Volvo moves electric motor development in-house with opening of powertrain center in China
Geely-owned Volvo is laying the groundwork for the eventual transition to a full EV lineup, by establishing a development center for electric motors.
The new R&D center is located in Shanghai, China and became operational in October. The center is being used to develop and test EV technology in collaboration with Volvo’s existing powertrain R&D center in Gothenburg, Sweden.
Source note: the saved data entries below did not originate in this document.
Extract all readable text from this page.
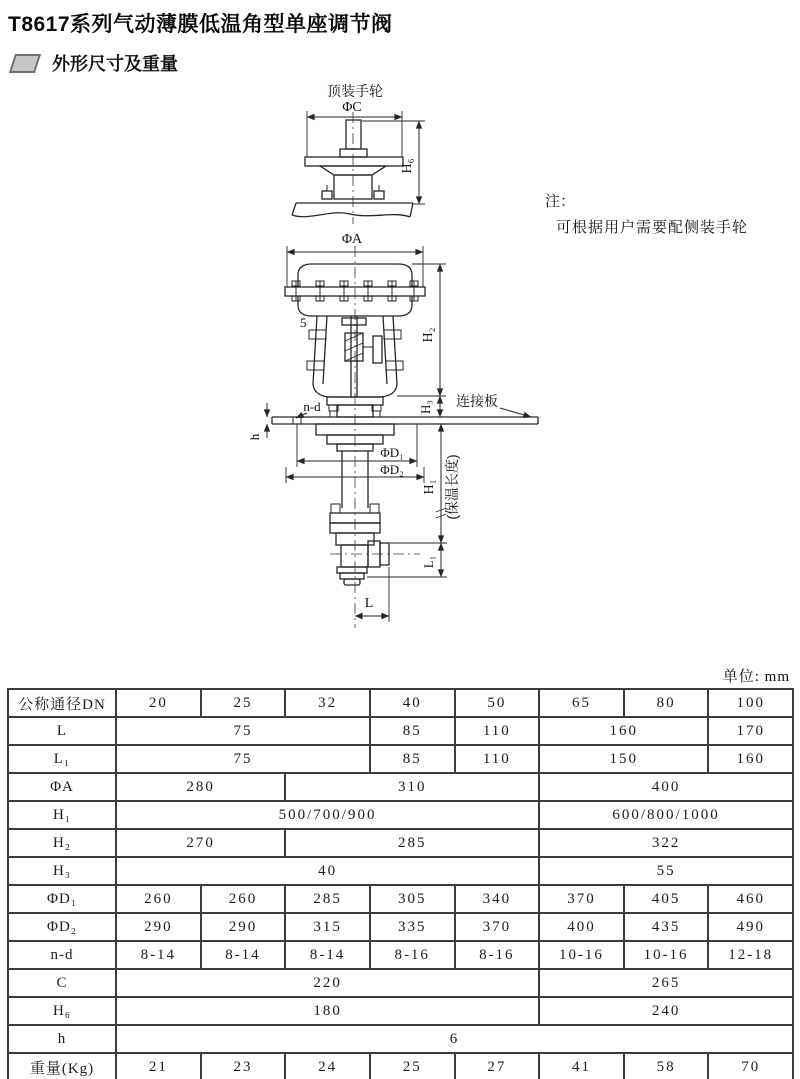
T8617系列气动薄膜低温角型单座调节阀
外形尺寸及重量
注：
可根据用户需要配侧装手轮
顶装手轮
ΦC
H₆
ΦA
5
H₂
H₃
n-d	连接板
h
ΦD₁
ΦD₂
H₁ (保温长度)
L₁
L
单位: mm
公称通径DN	20	25	32	40	50	65	80	100
L	75			85	110	160		170
L₁	75			85	110	150		160
ΦA	280		310			400		
H₁	500/700/900					600/800/1000		
H₂	270		285			322		
H₃	40					55		
ΦD₁	260	260	285	305	340	370	405	460
ΦD₂	290	290	315	335	370	400	435	490
n-d	8-14	8-14	8-14	8-16	8-16	10-16	10-16	12-18
C	220					265		
H₆	180					240		
h	6							
重量(Kg)	21	23	24	25	27	41	58	70
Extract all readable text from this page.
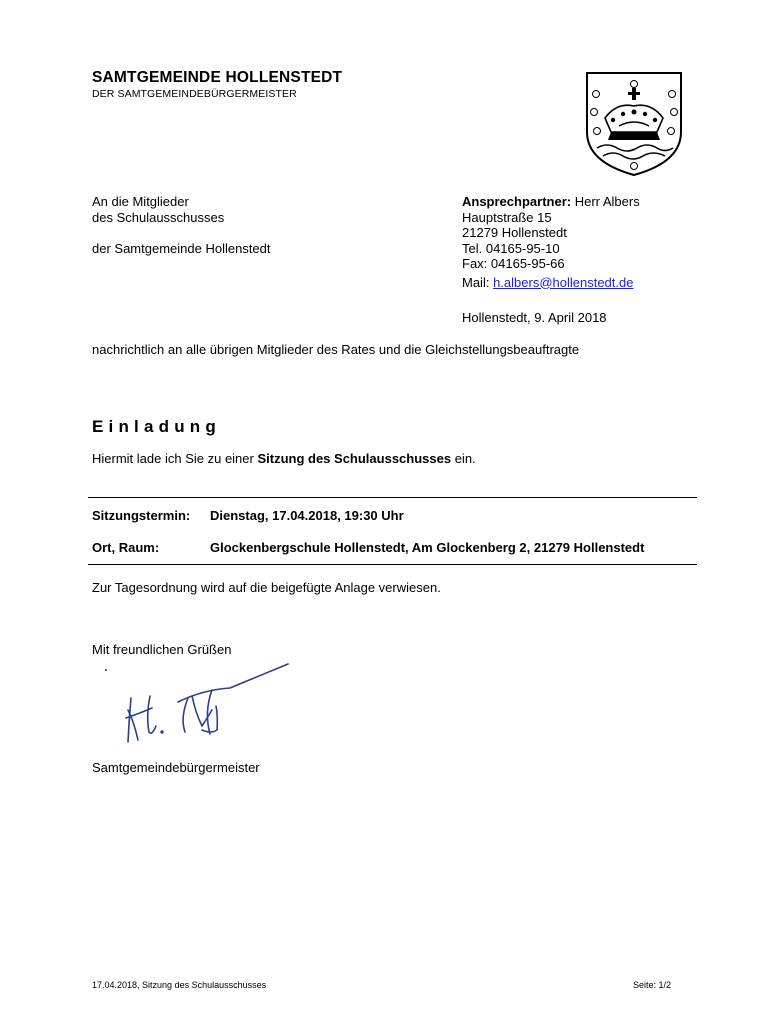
SAMTGEMEINDE HOLLENSTEDT
DER SAMTGEMEINDEBÜRGERMEISTER
An die Mitglieder
des Schulausschusses
der Samtgemeinde Hollenstedt
Ansprechpartner: Herr Albers
Hauptstraße 15
21279 Hollenstedt
Tel. 04165-95-10
Fax: 04165-95-66
Mail: h.albers@hollenstedt.de
Hollenstedt, 9. April 2018
nachrichtlich an alle übrigen Mitglieder des Rates und die Gleichstellungsbeauftragte
Einladung
Hiermit lade ich Sie zu einer Sitzung des Schulausschusses ein.
Sitzungstermin: Dienstag, 17.04.2018, 19:30 Uhr
Ort, Raum:	Glockenbergschule Hollenstedt, Am Glockenberg 2, 21279 Hollenstedt
Zur Tagesordnung wird auf die beigefügte Anlage verwiesen.
Mit freundlichen Grüßen
Samtgemeindebürgermeister
17.04.2018, Sitzung des Schulausschusses	Seite: 1/2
Volvo has also established battery R&D centers in China and Sweden.
Volvo in a statement said developing its own electric motors will enable it to optimize the motors and their integration with the rest of the powertrain, i.e. the battery and the control electronics, which in turn should result in gains in terms of energy efficiency and overall performance.
Volvo electric-motor development
The first motors being developed at the center will end up in plug-in hybrid and battery-electric cars based on Volvo’s SPA2 modular platform debuting in the redesigned XC90. The new XC90 is due around 2022 and will offer the choice of a battery-electric powertrain.
Volvo was among the first of the established automakers to embrace electrification. In 2017 it announced it would add electrification to every vehicle in its lineup within two years, and a year later it announced that it was curbing further development of its internal-combustion engines. Volvo predicts that half its sales will be battery-electric cars by 2025.
Volvo’s first EV is the 2021 XC40 Recharge which starts sales later this year with a base price of $53,990. The compact electric crossover SUV has a 402-horsepower dual-motor powertrain, a 78-kilowatt-hour battery, and an estimated range of 200 miles. The same setup features in the 2021 Polestar 2, a compact sedan from fellow Geely brand Polestar.